Monday, December 13, 2010

Lights, camera, acting

Sometimes we forget that acting is a craft, and a difficult one at that. Actors become celebrities and then who they’re fucking becomes somehow more important than what they’re portraying. But acting, that grand game of make believe wrapped up in the fabric of basic human truths, is difficult. And great acting, well, that’s something almost otherworldly. It is making something out of nothing. In fact, acting may be the most basic of arts – to create using only our bodies and brains. No paint, no clay, no music. Just emotion.

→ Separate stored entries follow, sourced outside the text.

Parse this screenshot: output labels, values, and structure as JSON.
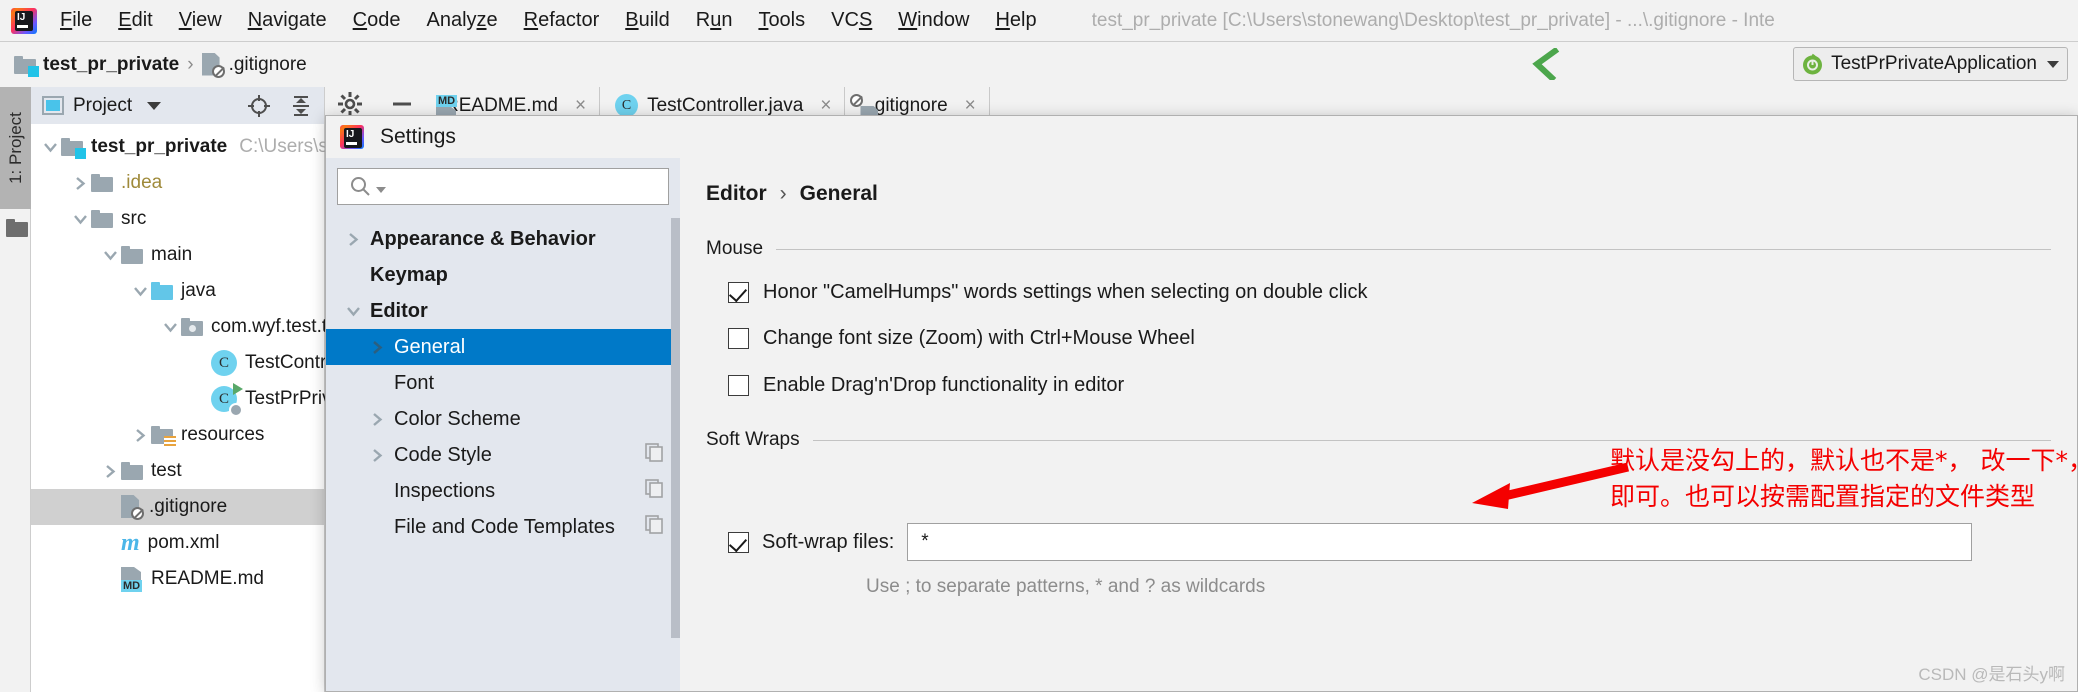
{
  "window": {
    "title": "test_pr_private [C:\\Users\\stonewang\\Desktop\\test_pr_private] - ...\\.gitignore - Inte",
    "logo_text": "IJ"
  },
  "menu": [
    {
      "label": "File",
      "mnemonic": "F"
    },
    {
      "label": "Edit",
      "mnemonic": "E"
    },
    {
      "label": "View",
      "mnemonic": "V"
    },
    {
      "label": "Navigate",
      "mnemonic": "N"
    },
    {
      "label": "Code",
      "mnemonic": "C"
    },
    {
      "label": "Analyze",
      "mnemonic": "z"
    },
    {
      "label": "Refactor",
      "mnemonic": "R"
    },
    {
      "label": "Build",
      "mnemonic": "B"
    },
    {
      "label": "Run",
      "mnemonic": "u"
    },
    {
      "label": "Tools",
      "mnemonic": "T"
    },
    {
      "label": "VCS",
      "mnemonic": "S"
    },
    {
      "label": "Window",
      "mnemonic": "W"
    },
    {
      "label": "Help",
      "mnemonic": "H"
    }
  ],
  "navbar": {
    "crumb_project": "test_pr_private",
    "crumb_file": ".gitignore",
    "separator": "›",
    "run_config": "TestPrPrivateApplication"
  },
  "tool_stripe": {
    "project_tab": "1: Project"
  },
  "project_panel": {
    "header_title": "Project",
    "tree": [
      {
        "label": "test_pr_private",
        "path": "C:\\Users\\sto",
        "depth": 0,
        "icon": "folder-module",
        "twisty": "down",
        "bold": true,
        "selected": false
      },
      {
        "label": ".idea",
        "path": "",
        "depth": 1,
        "icon": "folder",
        "twisty": "right",
        "bold": false,
        "selected": false
      },
      {
        "label": "src",
        "path": "",
        "depth": 1,
        "icon": "folder",
        "twisty": "down",
        "bold": false,
        "selected": false
      },
      {
        "label": "main",
        "path": "",
        "depth": 2,
        "icon": "folder",
        "twisty": "down",
        "bold": false,
        "selected": false
      },
      {
        "label": "java",
        "path": "",
        "depth": 3,
        "icon": "folder-source",
        "twisty": "down",
        "bold": false,
        "selected": false
      },
      {
        "label": "com.wyf.test.t",
        "path": "",
        "depth": 4,
        "icon": "folder-package",
        "twisty": "down",
        "bold": false,
        "selected": false
      },
      {
        "label": "TestContr",
        "path": "",
        "depth": 5,
        "icon": "java-class",
        "twisty": "none",
        "bold": false,
        "selected": false
      },
      {
        "label": "TestPrPriv",
        "path": "",
        "depth": 5,
        "icon": "java-class-runnable",
        "twisty": "none",
        "bold": false,
        "selected": false
      },
      {
        "label": "resources",
        "path": "",
        "depth": 3,
        "icon": "folder-resources",
        "twisty": "right",
        "bold": false,
        "selected": false
      },
      {
        "label": "test",
        "path": "",
        "depth": 2,
        "icon": "folder",
        "twisty": "right",
        "bold": false,
        "selected": false
      },
      {
        "label": ".gitignore",
        "path": "",
        "depth": 2,
        "icon": "gitignore-file",
        "twisty": "none",
        "bold": false,
        "selected": true
      },
      {
        "label": "pom.xml",
        "path": "",
        "depth": 2,
        "icon": "maven-file",
        "twisty": "none",
        "bold": false,
        "selected": false
      },
      {
        "label": "README.md",
        "path": "",
        "depth": 2,
        "icon": "markdown-file",
        "twisty": "none",
        "bold": false,
        "selected": false
      }
    ]
  },
  "editor_tabs": [
    {
      "label": "README.md",
      "icon": "markdown-file",
      "close": "×",
      "active": false
    },
    {
      "label": "TestController.java",
      "icon": "java-class",
      "close": "×",
      "active": false
    },
    {
      "label": ".gitignore",
      "icon": "gitignore-file",
      "close": "×",
      "active": true
    }
  ],
  "settings_dialog": {
    "title": "Settings",
    "search_placeholder": "",
    "search_value": "",
    "tree": [
      {
        "label": "Appearance & Behavior",
        "twisty": "right",
        "bold": true,
        "indent": 0,
        "selected": false,
        "copy_icon": false
      },
      {
        "label": "Keymap",
        "twisty": "none",
        "bold": true,
        "indent": 0,
        "selected": false,
        "copy_icon": false
      },
      {
        "label": "Editor",
        "twisty": "down",
        "bold": true,
        "indent": 0,
        "selected": false,
        "copy_icon": false
      },
      {
        "label": "General",
        "twisty": "right",
        "bold": false,
        "indent": 1,
        "selected": true,
        "copy_icon": false
      },
      {
        "label": "Font",
        "twisty": "none",
        "bold": false,
        "indent": 1,
        "selected": false,
        "copy_icon": false
      },
      {
        "label": "Color Scheme",
        "twisty": "right",
        "bold": false,
        "indent": 1,
        "selected": false,
        "copy_icon": false
      },
      {
        "label": "Code Style",
        "twisty": "right",
        "bold": false,
        "indent": 1,
        "selected": false,
        "copy_icon": true
      },
      {
        "label": "Inspections",
        "twisty": "none",
        "bold": false,
        "indent": 1,
        "selected": false,
        "copy_icon": true
      },
      {
        "label": "File and Code Templates",
        "twisty": "none",
        "bold": false,
        "indent": 1,
        "selected": false,
        "copy_icon": true
      }
    ],
    "breadcrumb": {
      "parent": "Editor",
      "separator": "›",
      "current": "General"
    },
    "mouse_group_label": "Mouse",
    "checkboxes": [
      {
        "label": "Honor \"CamelHumps\" words settings when selecting on double click",
        "checked": true
      },
      {
        "label": "Change font size (Zoom) with Ctrl+Mouse Wheel",
        "checked": false
      },
      {
        "label": "Enable Drag'n'Drop functionality in editor",
        "checked": false
      }
    ],
    "soft_wraps_group_label": "Soft Wraps",
    "soft_wrap_checkbox": {
      "label": "Soft-wrap files:",
      "checked": true
    },
    "soft_wrap_value": "*",
    "soft_wrap_hint": "Use ; to separate patterns, * and ? as wildcards"
  },
  "annotation": {
    "line1": "默认是没勾上的，默认也不是*， 改一下*， 勾上",
    "line2": "即可。也可以按需配置指定的文件类型",
    "color": "#f40000"
  },
  "watermark": "CSDN @是石头y啊",
  "colors": {
    "accent_selection": "#0079c8",
    "panel_bg": "#f2f2f2",
    "settings_tree_bg": "#e3e7ee",
    "annotation_red": "#f40000",
    "tree_selection": "#d0d0d0"
  }
}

But, like I said, sometimes we forget that amid the razzle dazzle and the gaudy glitz that accompanies acting. So it’s nice when someone like the New York Times magazine reminds us once again that acting is indeed an art – and a thing of beauty. Like they did with female tennis players, the Times has crafted an amazing multimedia package featuring 14 actors acting. The magazine asked the year’s best actors to “show us — in a few gestures and with a few props but without dialogue or story — what acting is. And here they are, striking some of the classic attitudes of cinema, turning their bodies and faces into instruments of pure, deep and enigmatic emotion.” In less than 90 seconds, all of them manage to transport us somewhere and make us wish no one ever yelled, “Cut!”

A look at a few of my favorites. See all of them here:

Natalie Portman, “Black Swan”


Noomi Rapace, Millennium Trilogy films


Jennifer Lawrence, “Winter’s Bone”


Chloë Moretz, “Kick-Ass,” “Let Me In”



Tilda Swinton, “I Am Love”

I can’t stop watching Tilda’s. I don’t think she is human, and I mean that in the best possible way.